Нет, в фильме и дальше встречаются совершенно блистательные «театральные» метафоры: к примеру, когда Каренин, отлученный от супружеского ложа, униженный и оскорбленный, садится в кресло на авансцене, спрашивая: «За что? Чем я заслужил это?», — мы видим его со спины, со стороны сцены, в свете керосиновых ламп, которыми освещена рампа, и можем только воображать, как выглядит из зрительного зала его семейный позор, выставленный на всеобщее обозрение. Однако действие в целом перетекает в какие-то вполне обычные интерьеры, игра с пространством отходит на второй план, а на первый выдвигается собственно фабула. Роман-бык берет реванш, подминая тореадора, и на место радостной эйфории приходит мучительное ожидание катастрофы. Невольно ловишь себя на мысли: «Господи! Ну скорей бы она уже бросилась под свой поезд!», — ибо наблюдать страдания Анны невыносимо — все равно, что следить за агонией раненого животного.
«Анна Каренина» — самый экранизируемый роман русской литературы. Это давно уже миф, живущий в культуре своей собственной жизнью, независимо от толстовского текста. Миф о прекрасной, богатой светской женщине, раздавленной последствиями беззаконной страсти. При этом конкретные причины ее погибели, силовые линии внутри любовного треугольника и даже характеры главных героев от фильма к фильму радикально меняются.
В картине 1935 года с Гретой Гарбо Каренин (Бэзил Рэтбоун) — самовлюбленный болван, а Анна и Вронский (Фредрик Марч) — идеальная пара, два ярких, незаурядных человека, которые могли бы жить долго и счастливо, если бы не роковое стечение обстоятельств. Их, по сути, разлучает ошибка: Вронский — офицер и джентльмен — тайком отправляется на Турецкую войну, Анна узнает об этом, видит его прощание на вокзале с матерью и княжной Сорокиной, делает поспешные выводы, и…
В фильме 1948 года с Вивьен Ли Анна — стареющая фам фаталь, которая бросается под поезд от того, что не в силах удержать бессмысленного молодого любовника.

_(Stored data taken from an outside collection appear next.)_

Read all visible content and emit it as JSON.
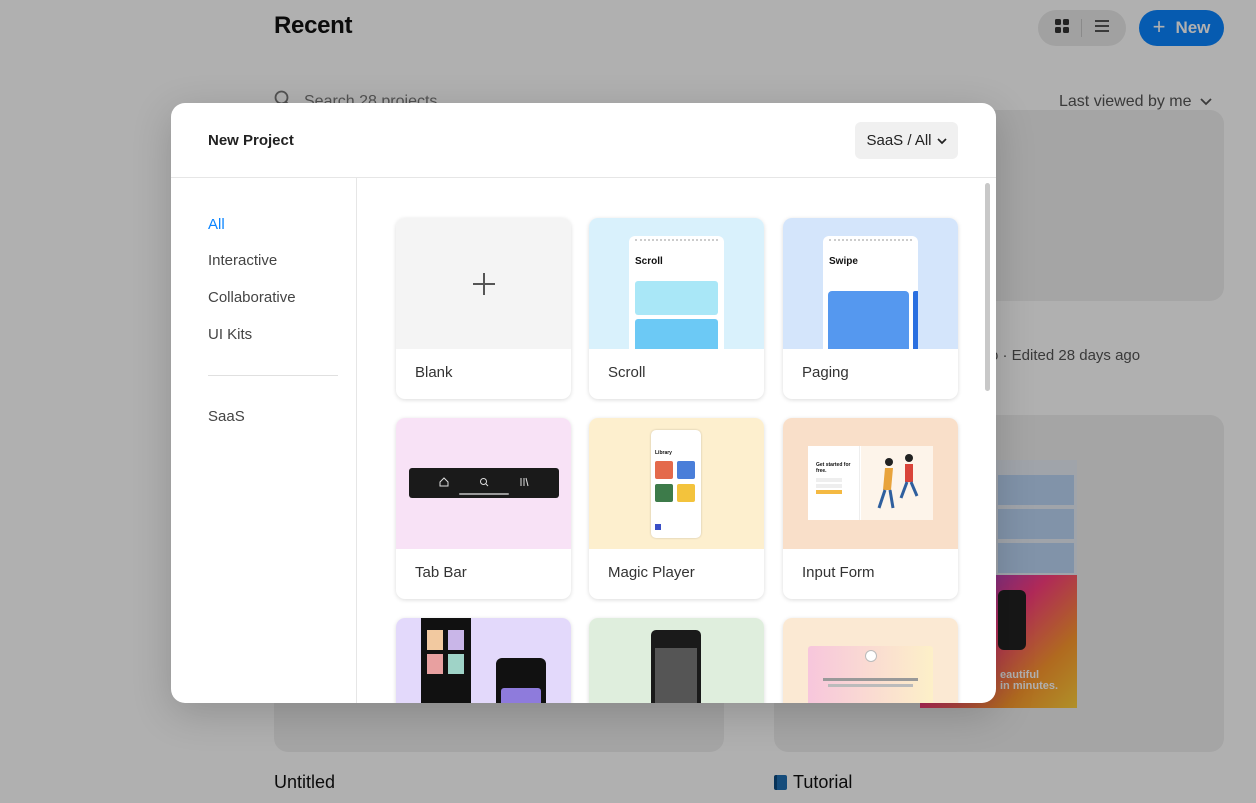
{
  "page": {
    "title": "Recent",
    "new_button": "New",
    "search_placeholder": "Search 28 projects",
    "sort_label": "Last viewed by me",
    "edited_text": "o · Edited 28 days ago",
    "project1_name": "Untitled",
    "project2_name": "Tutorial",
    "preview_text": "eautiful\nin minutes."
  },
  "modal": {
    "title": "New Project",
    "filter_label": "SaaS / All",
    "sidebar": {
      "categories": [
        "All",
        "Interactive",
        "Collaborative",
        "UI Kits"
      ],
      "teams": [
        "SaaS"
      ]
    },
    "templates": [
      {
        "label": "Blank"
      },
      {
        "label": "Scroll",
        "thumb_title": "Scroll"
      },
      {
        "label": "Paging",
        "thumb_title": "Swipe"
      },
      {
        "label": "Tab Bar"
      },
      {
        "label": "Magic Player",
        "thumb_title": "Library"
      },
      {
        "label": "Input Form",
        "thumb_title": "Get started for free."
      }
    ]
  },
  "colors": {
    "accent": "#0a84ff",
    "overlay": "rgba(0,0,0,0.31)"
  }
}
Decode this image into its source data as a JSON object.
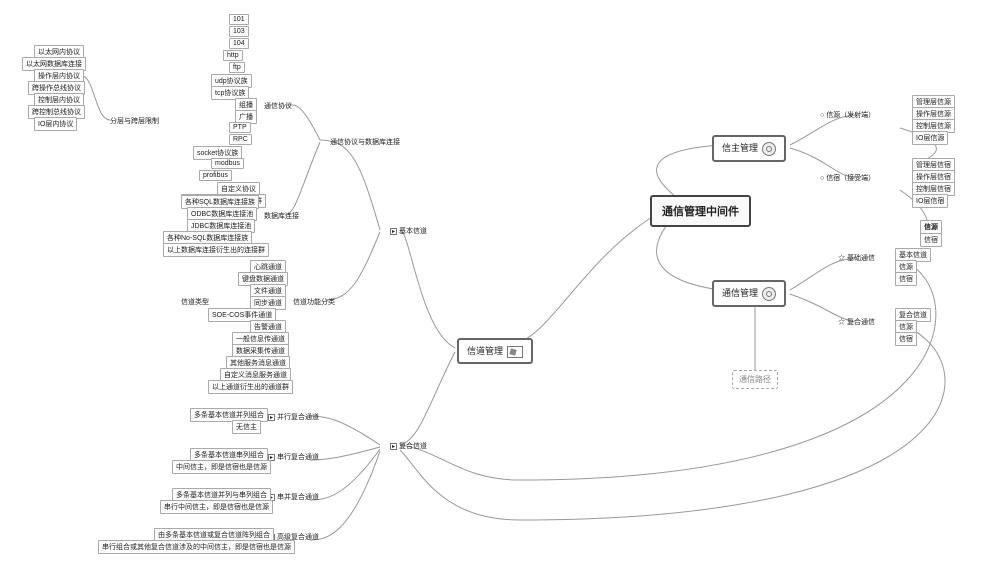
{
  "main": {
    "title": "通信管理中间件"
  },
  "blocks": {
    "sender_mgmt": "信主管理",
    "comm_mgmt": "通信管理",
    "channel_mgmt": "信道管理",
    "comm_path": "通信路径"
  },
  "right": {
    "source": {
      "label": "信源（发射端）",
      "items": [
        "管理层信源",
        "操作层信源",
        "控制层信源",
        "IO层信源"
      ]
    },
    "sink": {
      "label": "信宿（接受端）",
      "items": [
        "管理层信宿",
        "操作层信宿",
        "控制层信宿",
        "IO层信宿"
      ]
    },
    "basic_link": {
      "label": "基础通信",
      "items": [
        "基本信道",
        "信源",
        "信宿"
      ]
    },
    "complex_link": {
      "label": "复合通信",
      "items": [
        "复合信道",
        "信源",
        "信宿"
      ]
    },
    "src_tag": "信源",
    "sink_tag": "信宿"
  },
  "col0": {
    "label": "分层与跨层限制",
    "items": [
      "以太网内协议",
      "以太网数据库连接",
      "操作层内协议",
      "跨操作总线协议",
      "控制层内协议",
      "跨控制总线协议",
      "IO层内协议"
    ]
  },
  "protocol_db": {
    "label": "通信协议与数据库连接",
    "proto": {
      "label": "通信协议",
      "items": [
        "101",
        "103",
        "104",
        "http",
        "ftp",
        "udp协议族",
        "tcp协议族",
        "组播",
        "广播",
        "PTP",
        "RPC",
        "socket协议族",
        "modbus",
        "profibus",
        "自定义协议",
        "以上协议衍生出的协议群"
      ]
    },
    "db": {
      "label": "数据库连接",
      "items": [
        "各种SQL数据库连接族",
        "ODBC数据库连接池",
        "JDBC数据库连接池",
        "各种No-SQL数据库连接族",
        "以上数据库连接衍生出的连接群"
      ]
    }
  },
  "channel": {
    "basic_label": "基本信道",
    "type_label": "信道类型",
    "func_label": "信道功能分类",
    "func_items": [
      "心跳通道",
      "键盘数据通道",
      "文件通道",
      "同步通道",
      "SOE-COS事件通道",
      "告警通道",
      "一般信息传通道",
      "数据采集传通道",
      "其他服务消息通道",
      "自定义消息服务通道",
      "以上通道衍生出的通道群"
    ]
  },
  "composite": {
    "label": "复合信道",
    "rows": [
      {
        "name": "并行复合通道",
        "lines": [
          "多条基本信道并列组合",
          "无信主"
        ]
      },
      {
        "name": "串行复合通道",
        "lines": [
          "多条基本信道串列组合",
          "中间信主，即是信宿也是信源"
        ]
      },
      {
        "name": "串并复合通道",
        "lines": [
          "多条基本信道并列与串列组合",
          "串行中间信主，即是信宿也是信源"
        ]
      },
      {
        "name": "高级复合通道",
        "lines": [
          "由多条基本信道或复合信道阵列组合",
          "串行组合或其他复合信道涉及的中间信主，即是信宿也是信源"
        ]
      }
    ]
  }
}
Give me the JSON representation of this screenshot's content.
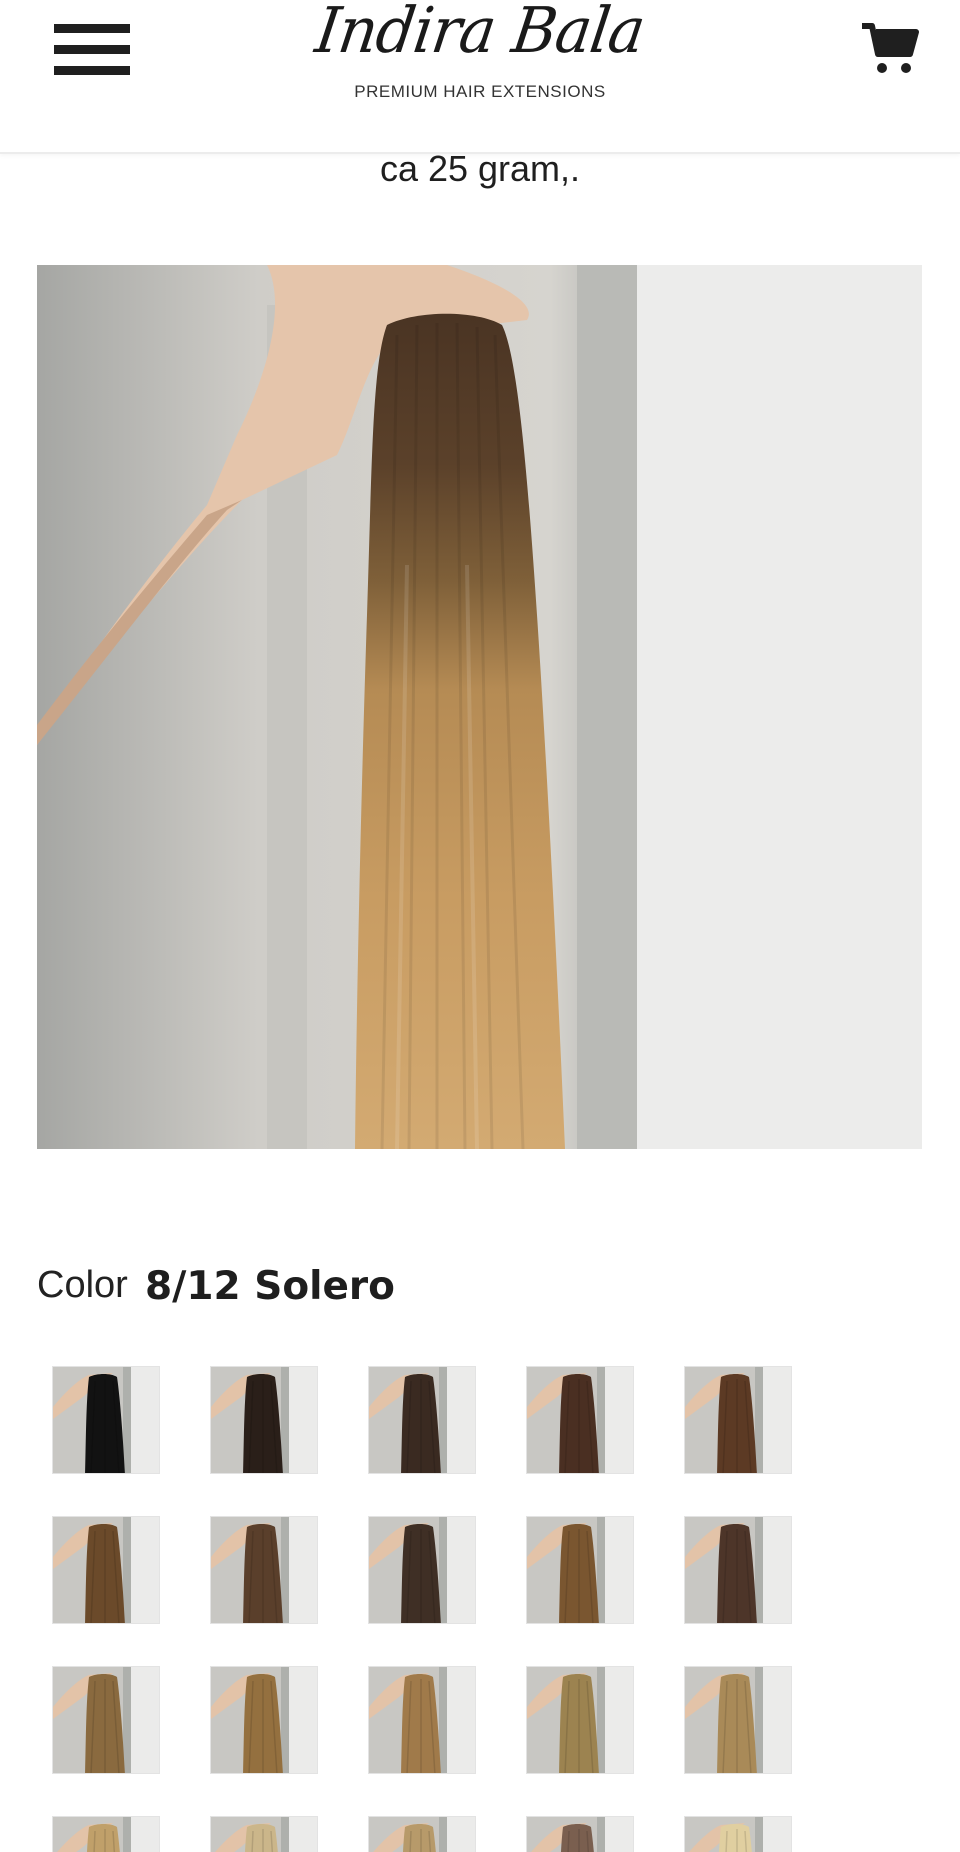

В советской классической экранизации Александра Зархи (1967) идеальны все: Анна — Самойлова, Каренин — Гриценко, Вронский — Лановой, Кити — Вертинская, Долли — Савина, Стива — Яковлев… Идеален сам этот канувший в небытие мир возвышенных чувств, прекрасных манер, дворянских гнезд и великосветских салонов, где неземной музыкой журчит изысканная французская речь… И Анна гибнет именно в силу своей идеальности — слишком тонкая, слишком трепетная душевная организация, чтобы вынести муки совести и чувство вины.
В голливудском фильме 1997 года с Софи Марсо Анна — покорная овечка с влажными глазами и полуоткрытым прелестным ртом, безраздельно покорившаяся злодейскому обаянию Вронского в исполнении Шона Бина.
А в недавней русской экранизации Сергея Соловьева (2009) Вронский — Владимир Бойко, взятый, похоже, на эту роль из-за внешнего сходства с Василием Лановым, — вообще никто и звать никак. Сентиментальный сосунок, которого только в состоянии полного помрачения можно было предпочесть мудрому, зрелому, самозабвенно любящему жену Каренину в исполнении Олега Янковского. И утонченная умница и красавица Анна (Татьяна Друбич), осознав свою роковую ошибку, бросается под паровоз, ибо главная любовь ее жизни разрушена.
Для западных интерпретаторов «Анна Каренина» — классический «русский текст», где любая, самая банальная бытовая коллизия развивается по самому катастрофическому сценарию, смерть торжествует, и лезет из всех щелей скрытый трагизм бытия [14] . В русско-советском кино «Анна Каренина» — миф о погибшей красоте, об ушедшей культуре, об «утраченном времени» и разрушенном совершенстве [15] . Но так или иначе на «святое» — на аристократизм, светский лоск и изысканно сложные терзания Анны никто доселе специально не посягал.
В фильме Райта-Стоппарда Анна — не аристократка ни разу. Это «Анна Каренина» времен постмодерна, когда разрушение сословного общества — давно свершившийся факт; сексуальная свобода женщинами давным-давно отвоевана; когда принцессы крови выходят замуж за своих фитнес-инструкторов, и это никого не шокирует, напротив — приветствуется, как способ поддержания в народе монархических чувств… Великосветские манеры, замысловатые предрассудки и ханжеская половая мораль уже перестали быть действенным средством предохранения элитарного слоя от растворения в безликой массе «подлых людей». Все это более не жестокая, ломающая судьбы реальность — но показуха, игра, балаган. В массовом обществе элита формируется по-другому — не за счет внешних признаков доминантности и жестокой социальной дрессуры, а за счет внутренней зрелости, широты спектра тех поведенческих реакций, что находятся в распоряжении индивида.